Chevron CEO Mike Wirth warned that oil prices are likely to rise over the next two months, as already-near-record-low crude inventories continue to decline due to the war in Iran.

“The buffers and the shock absorbers are being steadily drawn down, and the ability for the market to absorb this imbalance is drastically diminished today versus where we started,” he said at a Bernstein conference on Thursday.

Wirth’s Bernstein remarks underscore a growing consensus among energy leaders that the oil market is approaching a point where small supply disruptions could trigger sharp price increases and that the current low-inventory environment leaves little room for error.

“Over the next few weeks, we’re likely to see those pressures flow through more directly to physical prices, and there’s more upwards pressure that I would expect as we get into June and certainly into July.”

Wirth’s comments follow a 10% fall in oil prices over the past week.

Exxon

At the same Bernstein conference, Exxon SVP Neil Chapman made some horrifying remarks, as Zero Hedge characterized it.

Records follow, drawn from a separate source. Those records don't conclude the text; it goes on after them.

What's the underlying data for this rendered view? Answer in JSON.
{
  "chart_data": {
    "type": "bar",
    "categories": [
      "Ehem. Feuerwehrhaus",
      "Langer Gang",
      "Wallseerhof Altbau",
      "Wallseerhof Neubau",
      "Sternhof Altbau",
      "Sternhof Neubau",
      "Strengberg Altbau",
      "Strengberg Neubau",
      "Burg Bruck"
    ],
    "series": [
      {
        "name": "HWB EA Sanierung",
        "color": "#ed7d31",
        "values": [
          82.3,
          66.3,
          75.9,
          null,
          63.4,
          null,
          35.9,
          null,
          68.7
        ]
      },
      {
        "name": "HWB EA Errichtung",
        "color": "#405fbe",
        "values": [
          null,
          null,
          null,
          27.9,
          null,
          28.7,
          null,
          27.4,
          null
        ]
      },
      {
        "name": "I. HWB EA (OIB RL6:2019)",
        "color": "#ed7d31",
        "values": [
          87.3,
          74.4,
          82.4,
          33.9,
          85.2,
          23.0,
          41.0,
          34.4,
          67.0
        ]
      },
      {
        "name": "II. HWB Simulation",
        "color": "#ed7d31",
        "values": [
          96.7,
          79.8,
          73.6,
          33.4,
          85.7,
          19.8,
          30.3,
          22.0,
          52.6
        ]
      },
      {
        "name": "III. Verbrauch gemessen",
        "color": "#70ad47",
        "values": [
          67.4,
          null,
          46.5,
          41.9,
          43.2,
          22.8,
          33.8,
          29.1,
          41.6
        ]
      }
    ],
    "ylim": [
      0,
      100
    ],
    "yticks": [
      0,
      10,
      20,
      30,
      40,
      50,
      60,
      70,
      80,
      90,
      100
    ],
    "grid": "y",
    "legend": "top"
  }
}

Chapman explained that the prices are deceiving because of the artificial mitigations. This sets up a shocking situation as the supplies are depleted because they can’t get through the Strait.

Mispriced Oil Trap
  • The prices haven’t gone through the roof due to reserves and hopeful comments about a deal with Iran.
  • A massive 11 to 12 million barrels of oil per day have been removed from the 100 to 104 million-barrel global market. Yet crude has traded relatively cheaply and quietly between $90 and $110 for the last six weeks.
  • Temporary mitigations have created the illusion that everything is under control.
The Coming Meltdown 
  • Saudi Arabia maxed out its East-West pipeline at 5 million barrels a day.
  • Sanctioned oil from Iran, Venezuela, and Russia has entered the market to fill the gap.
  • Commercial inventories and strategic petroleum reserves have been drawn down to critical levels. “We’re approaching unheard of inventory levels,” Neil Chapman stated bluntly.
  • Once those all-time low inventory levels are reached, there is only one way for prices to go. Exxon’s models show prices going to $150 or even $160. “Once you get to that really low inventory level, up to $150 or $160, the models would tell you that.”

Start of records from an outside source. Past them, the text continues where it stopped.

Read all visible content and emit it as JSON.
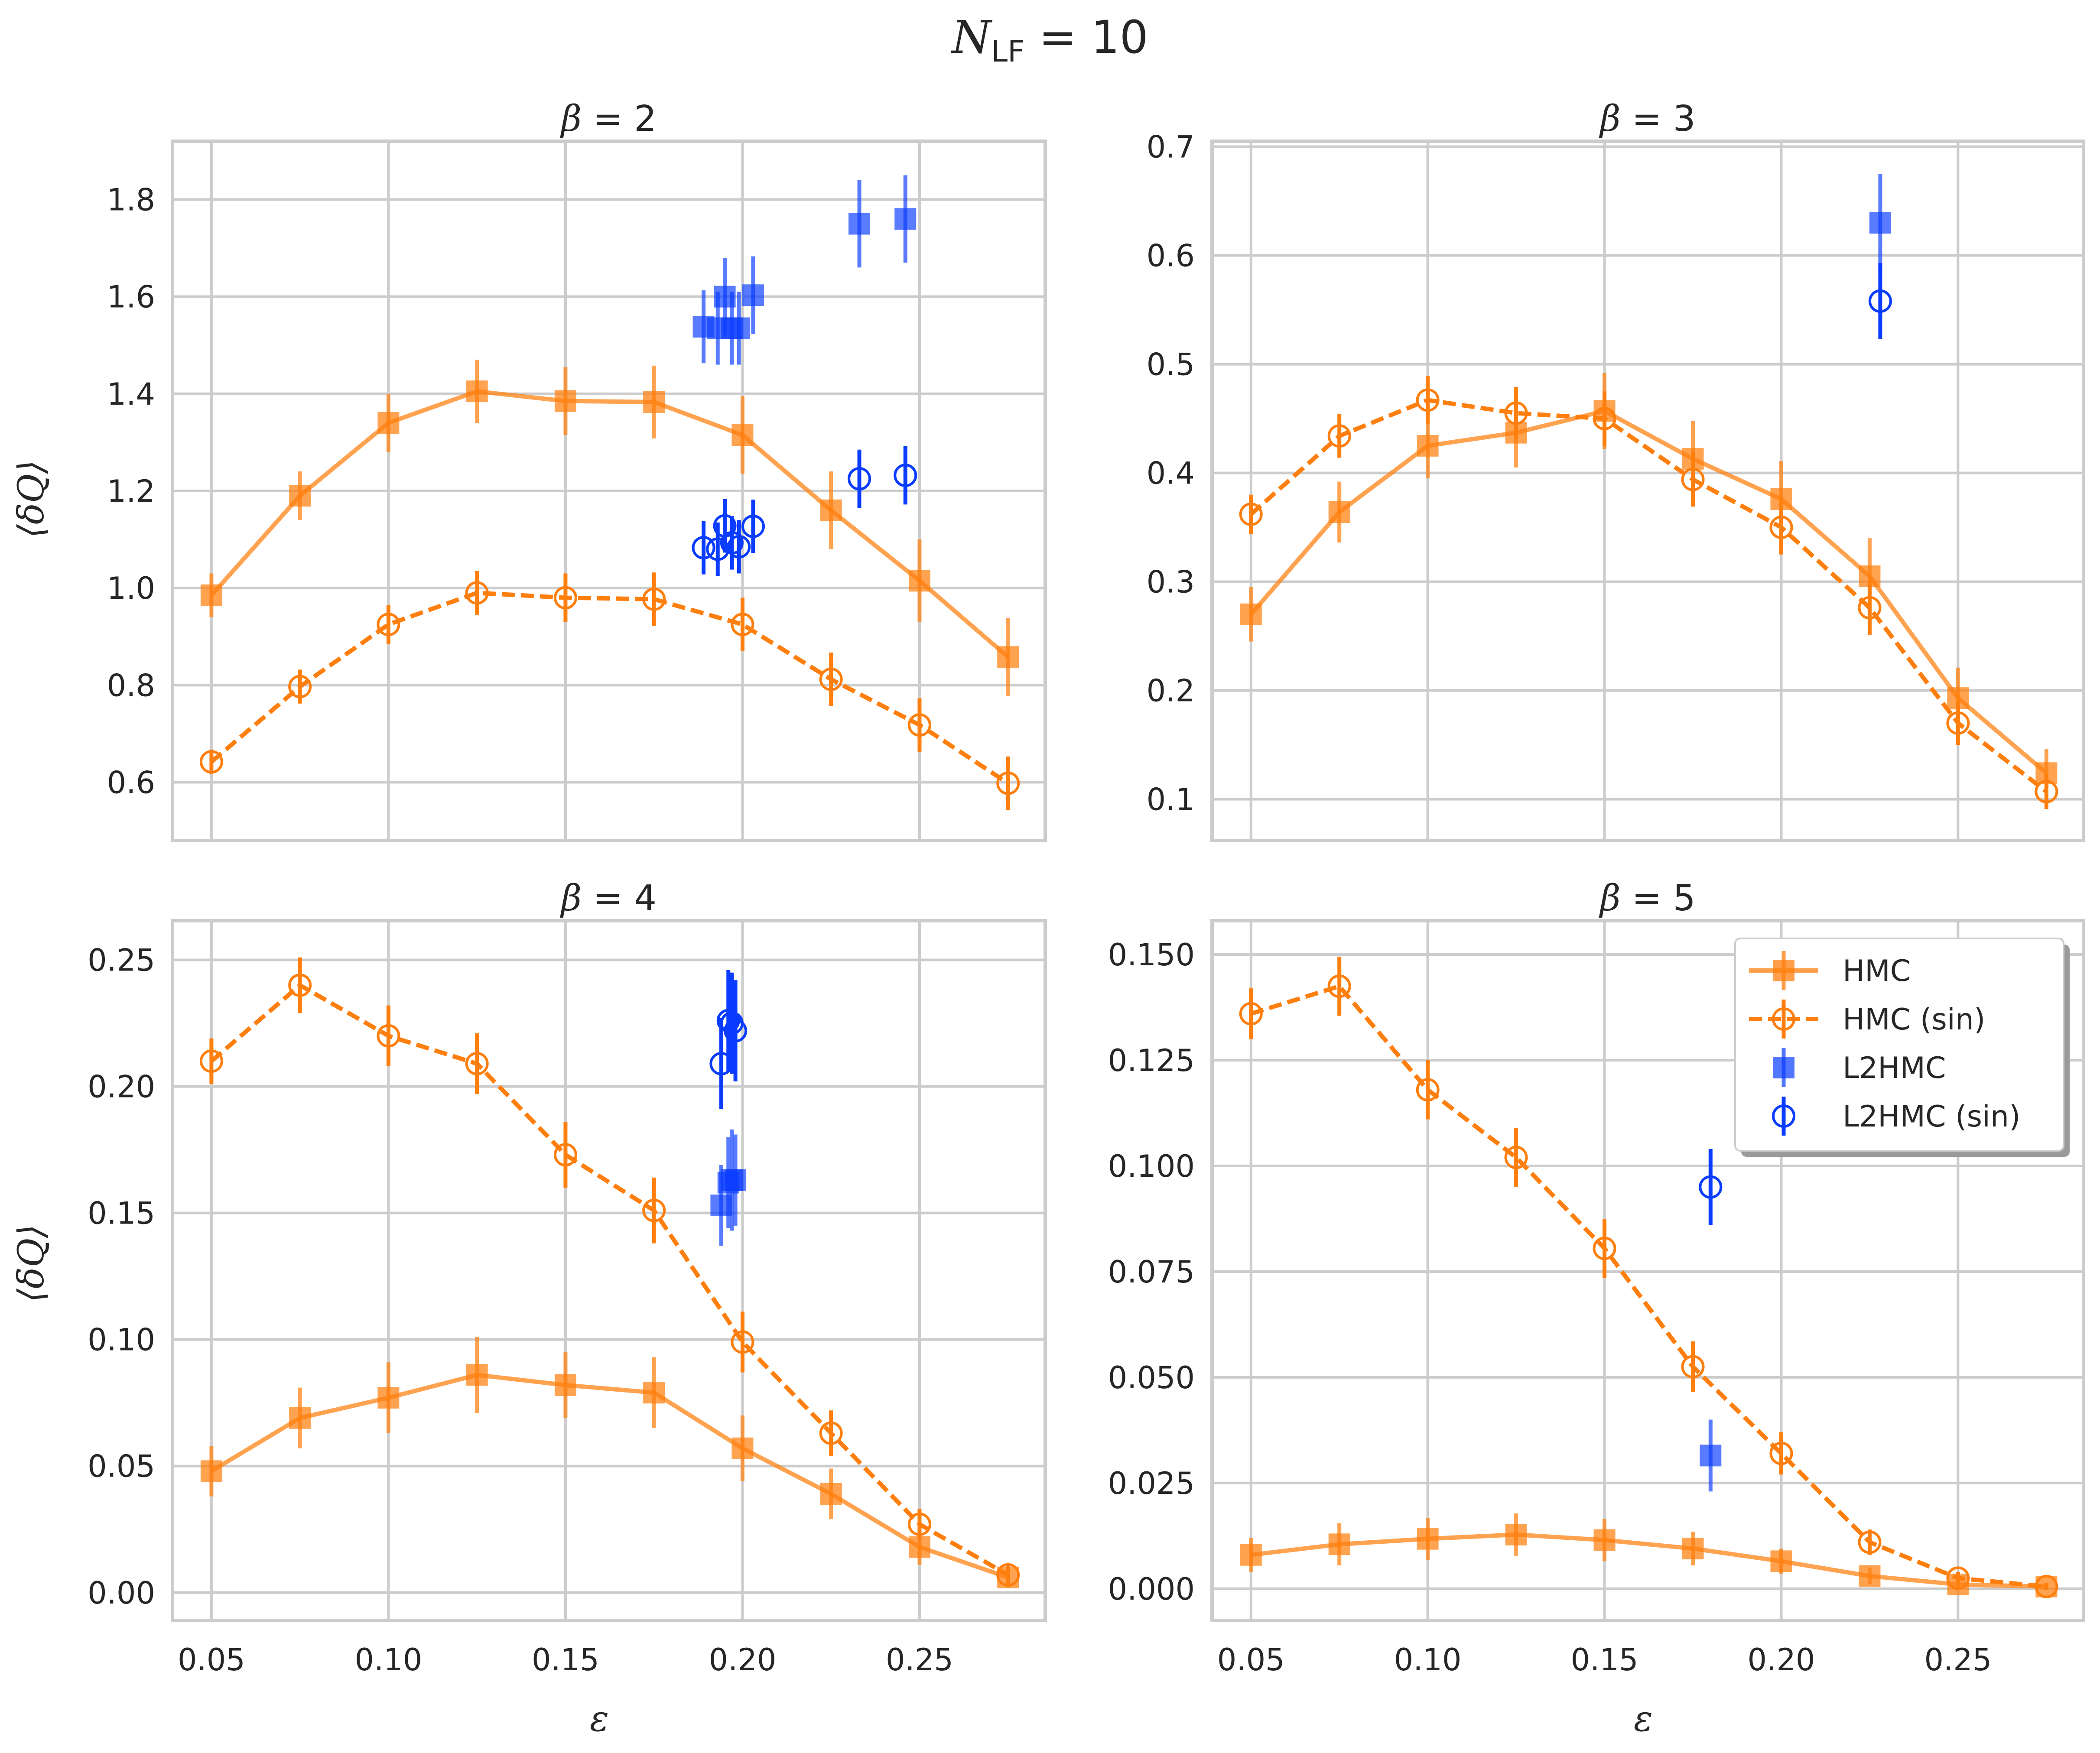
{
  "title_main": "N",
  "title_sub": "LF",
  "title_rest": " = 10",
  "xlabel": "ε",
  "ylabel": "⟨δQ⟩",
  "colors": {
    "hmc": "#ff7f0e",
    "l2hmc": "#0a3cff",
    "grid": "#cccccc",
    "frame": "#cccccc"
  },
  "legend": {
    "placement": "upper-right of bottom-right panel",
    "items": [
      {
        "key": "hmc",
        "label": "HMC"
      },
      {
        "key": "hmc_sin",
        "label": "HMC (sin)"
      },
      {
        "key": "l2hmc",
        "label": "L2HMC"
      },
      {
        "key": "l2hmc_sin",
        "label": "L2HMC (sin)"
      }
    ]
  },
  "chart_data": [
    {
      "type": "line",
      "title_sym": "β",
      "title_val": " = 2",
      "xlim": [
        0.039,
        0.2855
      ],
      "ylim": [
        0.48,
        1.92
      ],
      "xticks": [
        0.05,
        0.1,
        0.15,
        0.2,
        0.25
      ],
      "xtick_labels": [
        "0.05",
        "0.10",
        "0.15",
        "0.20",
        "0.25"
      ],
      "yticks": [
        0.6,
        0.8,
        1.0,
        1.2,
        1.4,
        1.6,
        1.8
      ],
      "ytick_labels": [
        "0.6",
        "0.8",
        "1.0",
        "1.2",
        "1.4",
        "1.6",
        "1.8"
      ],
      "x": [
        0.05,
        0.075,
        0.1,
        0.125,
        0.15,
        0.175,
        0.2,
        0.225,
        0.25,
        0.275
      ],
      "hmc": {
        "y": [
          0.985,
          1.19,
          1.34,
          1.405,
          1.385,
          1.383,
          1.315,
          1.16,
          1.015,
          0.858
        ],
        "err": [
          0.045,
          0.05,
          0.06,
          0.065,
          0.07,
          0.075,
          0.08,
          0.08,
          0.085,
          0.08
        ]
      },
      "hmc_sin": {
        "y": [
          0.642,
          0.797,
          0.925,
          0.99,
          0.98,
          0.977,
          0.925,
          0.812,
          0.718,
          0.598
        ],
        "err": [
          0.025,
          0.035,
          0.04,
          0.045,
          0.05,
          0.055,
          0.055,
          0.055,
          0.055,
          0.055
        ]
      },
      "l2hmc": {
        "x": [
          0.189,
          0.193,
          0.195,
          0.197,
          0.199,
          0.203,
          0.233,
          0.246
        ],
        "y": [
          1.538,
          1.535,
          1.6,
          1.535,
          1.535,
          1.603,
          1.75,
          1.76
        ],
        "err": [
          0.075,
          0.075,
          0.08,
          0.075,
          0.075,
          0.08,
          0.09,
          0.09
        ]
      },
      "l2hmc_sin": {
        "x": [
          0.189,
          0.193,
          0.195,
          0.197,
          0.199,
          0.203,
          0.233,
          0.246
        ],
        "y": [
          1.083,
          1.08,
          1.128,
          1.093,
          1.085,
          1.127,
          1.225,
          1.232
        ],
        "err": [
          0.055,
          0.055,
          0.055,
          0.055,
          0.055,
          0.055,
          0.06,
          0.06
        ]
      }
    },
    {
      "type": "line",
      "title_sym": "β",
      "title_val": " = 3",
      "xlim": [
        0.039,
        0.2855
      ],
      "ylim": [
        0.062,
        0.705
      ],
      "xticks": [
        0.05,
        0.1,
        0.15,
        0.2,
        0.25
      ],
      "xtick_labels": [
        "0.05",
        "0.10",
        "0.15",
        "0.20",
        "0.25"
      ],
      "yticks": [
        0.1,
        0.2,
        0.3,
        0.4,
        0.5,
        0.6,
        0.7
      ],
      "ytick_labels": [
        "0.1",
        "0.2",
        "0.3",
        "0.4",
        "0.5",
        "0.6",
        "0.7"
      ],
      "x": [
        0.05,
        0.075,
        0.1,
        0.125,
        0.15,
        0.175,
        0.2,
        0.225,
        0.25,
        0.275
      ],
      "hmc": {
        "y": [
          0.27,
          0.364,
          0.425,
          0.437,
          0.457,
          0.413,
          0.376,
          0.305,
          0.193,
          0.124
        ],
        "err": [
          0.025,
          0.028,
          0.03,
          0.032,
          0.035,
          0.035,
          0.035,
          0.035,
          0.028,
          0.022
        ]
      },
      "hmc_sin": {
        "y": [
          0.362,
          0.434,
          0.467,
          0.455,
          0.45,
          0.394,
          0.35,
          0.276,
          0.17,
          0.107
        ],
        "err": [
          0.018,
          0.02,
          0.022,
          0.024,
          0.025,
          0.025,
          0.025,
          0.025,
          0.02,
          0.016
        ]
      },
      "l2hmc": {
        "x": [
          0.228
        ],
        "y": [
          0.63
        ],
        "err": [
          0.045
        ]
      },
      "l2hmc_sin": {
        "x": [
          0.228
        ],
        "y": [
          0.558
        ],
        "err": [
          0.035
        ]
      }
    },
    {
      "type": "line",
      "title_sym": "β",
      "title_val": " = 4",
      "xlim": [
        0.039,
        0.2855
      ],
      "ylim": [
        -0.011,
        0.2655
      ],
      "xticks": [
        0.05,
        0.1,
        0.15,
        0.2,
        0.25
      ],
      "xtick_labels": [
        "0.05",
        "0.10",
        "0.15",
        "0.20",
        "0.25"
      ],
      "yticks": [
        0.0,
        0.05,
        0.1,
        0.15,
        0.2,
        0.25
      ],
      "ytick_labels": [
        "0.00",
        "0.05",
        "0.10",
        "0.15",
        "0.20",
        "0.25"
      ],
      "x": [
        0.05,
        0.075,
        0.1,
        0.125,
        0.15,
        0.175,
        0.2,
        0.225,
        0.25,
        0.275
      ],
      "hmc": {
        "y": [
          0.048,
          0.069,
          0.077,
          0.086,
          0.082,
          0.079,
          0.057,
          0.039,
          0.018,
          0.006
        ],
        "err": [
          0.01,
          0.012,
          0.014,
          0.015,
          0.013,
          0.014,
          0.013,
          0.01,
          0.007,
          0.004
        ]
      },
      "hmc_sin": {
        "y": [
          0.21,
          0.24,
          0.22,
          0.209,
          0.173,
          0.151,
          0.099,
          0.063,
          0.027,
          0.007
        ],
        "err": [
          0.009,
          0.011,
          0.012,
          0.012,
          0.013,
          0.013,
          0.012,
          0.009,
          0.006,
          0.004
        ]
      },
      "l2hmc": {
        "x": [
          0.194,
          0.196,
          0.197,
          0.198
        ],
        "y": [
          0.153,
          0.162,
          0.163,
          0.163
        ],
        "err": [
          0.016,
          0.018,
          0.02,
          0.018
        ]
      },
      "l2hmc_sin": {
        "x": [
          0.194,
          0.196,
          0.197,
          0.198
        ],
        "y": [
          0.209,
          0.226,
          0.225,
          0.222
        ],
        "err": [
          0.018,
          0.02,
          0.02,
          0.02
        ]
      }
    },
    {
      "type": "line",
      "title_sym": "β",
      "title_val": " = 5",
      "xlim": [
        0.039,
        0.2855
      ],
      "ylim": [
        -0.0075,
        0.158
      ],
      "xticks": [
        0.05,
        0.1,
        0.15,
        0.2,
        0.25
      ],
      "xtick_labels": [
        "0.05",
        "0.10",
        "0.15",
        "0.20",
        "0.25"
      ],
      "yticks": [
        0.0,
        0.025,
        0.05,
        0.075,
        0.1,
        0.125,
        0.15
      ],
      "ytick_labels": [
        "0.000",
        "0.025",
        "0.050",
        "0.075",
        "0.100",
        "0.125",
        "0.150"
      ],
      "x": [
        0.05,
        0.075,
        0.1,
        0.125,
        0.15,
        0.175,
        0.2,
        0.225,
        0.25,
        0.275
      ],
      "hmc": {
        "y": [
          0.008,
          0.0105,
          0.0118,
          0.0128,
          0.0115,
          0.0095,
          0.0065,
          0.003,
          0.001,
          0.0005
        ],
        "err": [
          0.004,
          0.005,
          0.005,
          0.005,
          0.005,
          0.004,
          0.003,
          0.002,
          0.001,
          0.0008
        ]
      },
      "hmc_sin": {
        "y": [
          0.136,
          0.1425,
          0.118,
          0.102,
          0.0805,
          0.0525,
          0.032,
          0.011,
          0.0025,
          0.0005
        ],
        "err": [
          0.006,
          0.007,
          0.007,
          0.007,
          0.007,
          0.006,
          0.005,
          0.003,
          0.0015,
          0.0008
        ]
      },
      "l2hmc": {
        "x": [
          0.18
        ],
        "y": [
          0.0315
        ],
        "err": [
          0.0085
        ]
      },
      "l2hmc_sin": {
        "x": [
          0.18
        ],
        "y": [
          0.095
        ],
        "err": [
          0.009
        ]
      }
    }
  ]
}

This price signal is expected in just 2 to 3 weeks, according to Exxon’s global trading insights.

At those levels, demand will eventually be destroyed as oil becomes unaffordable. The spike will be sharp, painful, and unavoidable in the near term. Exxon’s five-year-old trading organization in Houston, London, and Singapore sees this with unmatched precision.

The current oil price is a dangerous mispricing built on borrowed time and drained inventories.

The fuse is allegedly lit—and the explosion is coming fast. The repricing will be violent, driven mostly by need. The oil companies will also gouge us.

The World Bank/IMF/IEA

They are all warning of an incoming energy crisis that could become “the biggest shock ever to the global energy market.”

The Federal Reserve

The Fed’s “Financial (IN)Stability Report flagged geopolitical risk and oil shock as MAJOR concerns, warning of inflation and growth risks due to energy shock.

JPMorgan/Jamie Dimon

He warned that the Iran war could drive inflation and interest rates higher, with oil shocks and sticky inflation as major risks.

Goldman Sachs

Goldman warned that global oil stocks are approaching an eight-year low and that the speed of depletion is a concern. President John Waldron also said, “We’re in a world of very strong nominal growth. The consumer is extraordinarily resilient, and the labor market is quite resilient. Inflation is probably the single biggest risk element.

EIA/US inventory data

Crude, gasoline, distillates, and SPR levels are “under pressure.” With commercial crude down, gasoline down for the 15th straight week, distillates/diesel dropping, and the SPR falling again.

Scott Bessent is optimistic.

The economic outlook is great, but oil is a big problem. Scott Bessent warns that we must become less reliant on the world, but he is generally optimistic.